- Directed by: R. William Neill
- Written by: Russell Hickson
- Produced by: Herbert T. Kalmus
- Starring: Agnes Ayres George Irving Otto Matieson
- Cinematography: George Cave
- Edited by: Aubrey Scotto
- Production companies: Metro-Goldwyn-Mayer Technicolor Corporation
- Distributed by: Metro-Goldwyn-Mayer
- Release date: January 21, 1928;
- Country: United States
- Languages: Silent, English Intertitles
- Budget: $23,169.28

= The Lady of Victories =

1928 film

The Lady of Victories is a 1928 MGM silent fictionalized film short in two-color Technicolor. It was the third short film produced as part of Metro-Goldwyn-Mayer's "Great Events" series.

==Production==
The film began production at the Tec-Art Studio in Hollywood on November 21, 1927, and wrapped on November 26. It was the first of the "Great Events" shorts to credit Andre Chotin art director.

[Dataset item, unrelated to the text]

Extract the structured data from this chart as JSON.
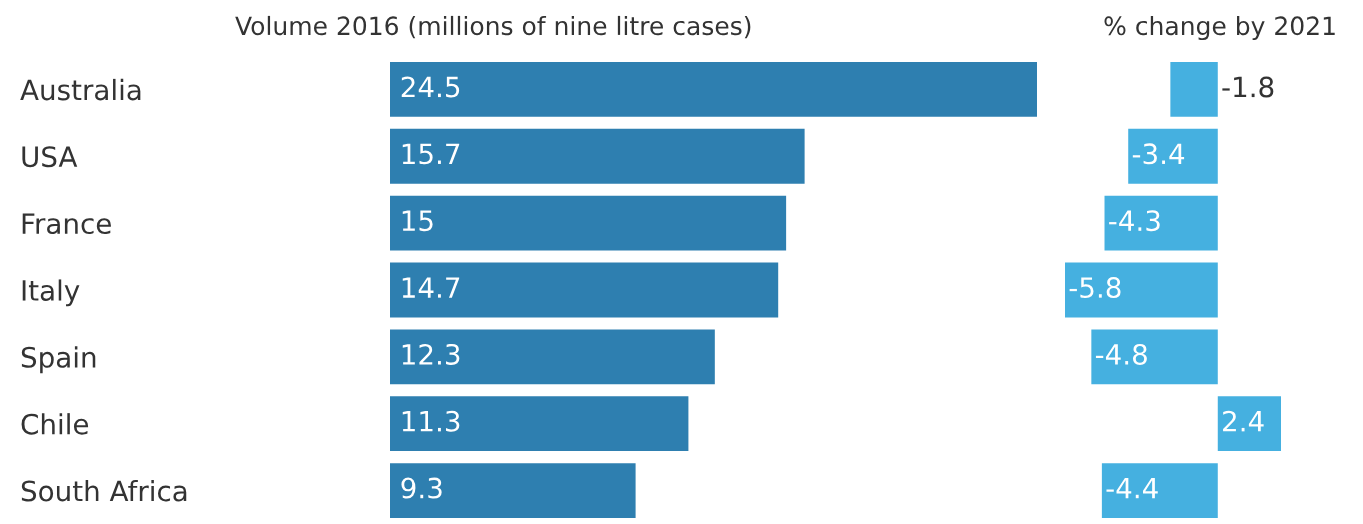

The production featured some of experimental nighttime exterior scenes, a risky artistic and technical undertaking at the time, because of the amount of light needed for proper exposure on Technicolor's film stock.

==Release==
The film accompanied the Charlie Chaplin silent feature The Circus (1928 film) in many theaters during its initial release.

==Preservation Status==
The Lady of Victories has been partially preserved, with 1,000 foot fragments preserved by EYE Film Institute, the George Eastman House, and the UCLA Film and Television Archive.